As a past instructor on the 604, very similar to the RJ's systems, I have observed many difficulties in the operation of the (very simple) bleed air system - the correct selection of the (4) switch-lights would be essential for the success of an APU start of the first engine, and if attempting a relight at below 13000 with the incorrect bleed settings, a mundane selection of one switchlight would have precluded any attempt at a relight and the ground would seem very close at that point.

This situation would see the crew attempting to function in a very noisy and very non-standard environment:
The ADG would have been deployed - noisy, vibrates tremendously, and very distracting
I think the autopilot disconnects on an RJ with power loss? It does not on a 604. Somebody needs to hand-fly?
Reading the QRH with a flashlight?
There would have been a stack of messages on the EICAS with the associated chimes and flashing Cautions/Warnings
Getting the APU started?
ATC?
O2 masks? If so, difficult communications between crew with loud Darth Vader noises (that's a second area where finger-trouble is common)
Navigating? Where the hell is that airport? Is someone attempting to program the FMS and operate the QRH?
Will the APU start?
F/O overload?
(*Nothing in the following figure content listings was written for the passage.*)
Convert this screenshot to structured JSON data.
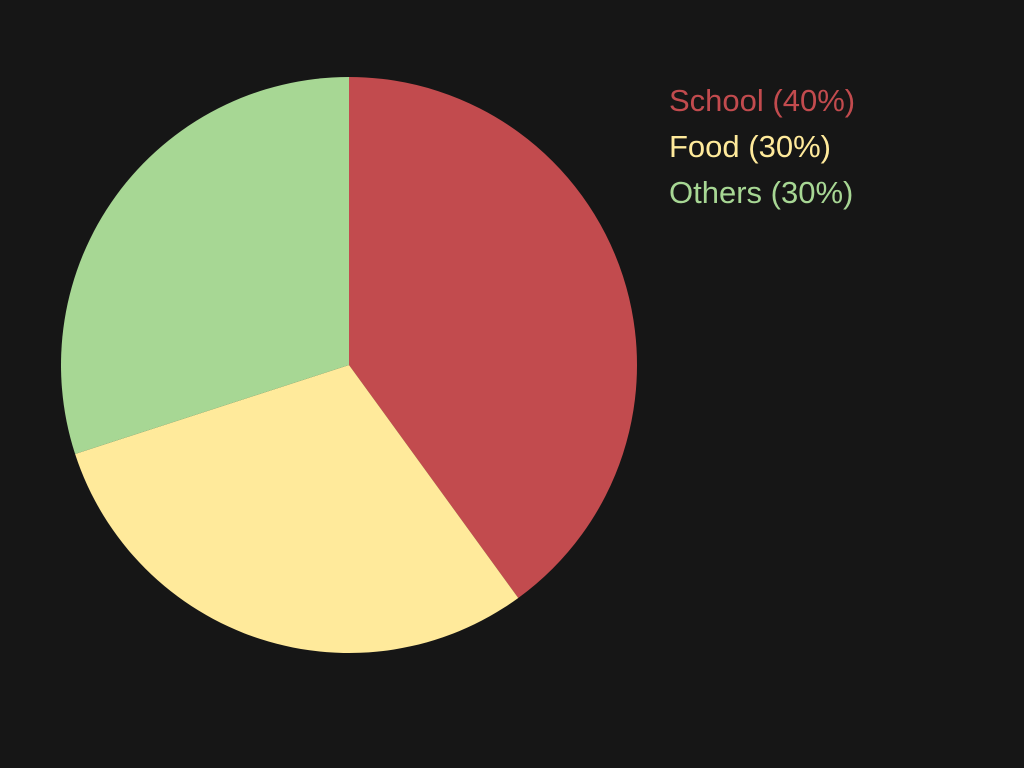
{
  "chart_data": {
    "type": "pie",
    "title": "",
    "slices": [
      {
        "label": "School",
        "value": 40,
        "legend_text": "School (40%)",
        "color": "#c24b4e"
      },
      {
        "label": "Food",
        "value": 30,
        "legend_text": "Food (30%)",
        "color": "#ffea9b"
      },
      {
        "label": "Others",
        "value": 30,
        "legend_text": "Others (30%)",
        "color": "#a7d794"
      }
    ],
    "start_angle": "12 o'clock",
    "direction": "clockwise",
    "legend_position": "top-right"
  },
  "background_color": "#161616"
}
Probably.
Stress level off the scale - a long time to contemplate the end.
The wreckage was inverted - another stall? Probably they were very unfamiliar with hand-flying, and following the correct (seemingly too-fast) airspeed means giving up a lot of altitude.

Once these guys lost the two engines, and recovering from the initial stall, doing the rest correctly and in a timely fashion would be stressful enough in the sim, let alone in the real a/c, and you must be trained to make the right decisions when it all happens. E.G: do you driftdown initially to evaluate? If you decide to do this, planning eventually to start the APU, you initially decrease your airspeed to about 210 knots for very leisurely descent. This low speed would probably cause the N2 cores to "lock;" returning to windmill speed would require giving up a LOT of altitude, and the engines are 6.2:1 ratio so you would get a very lackadaisical response from the N2...you would have to hold that dive for a long time.
As your altitude decreased you would also have to decrease your driftdown (=VFTO?) and this would also always be the slowest speed you fly at...another page in the QRH.
Or do you immediately point the nose at the ground, right after stall recovery, effectively diving the a/c to get the cores to spin, and decreasing the time you have to "manage" this "event?"
A bad one, gentlemen, rife with speculation for sure, but I have seen this screwed up in the sim in a 604, so I can see the pitfalls.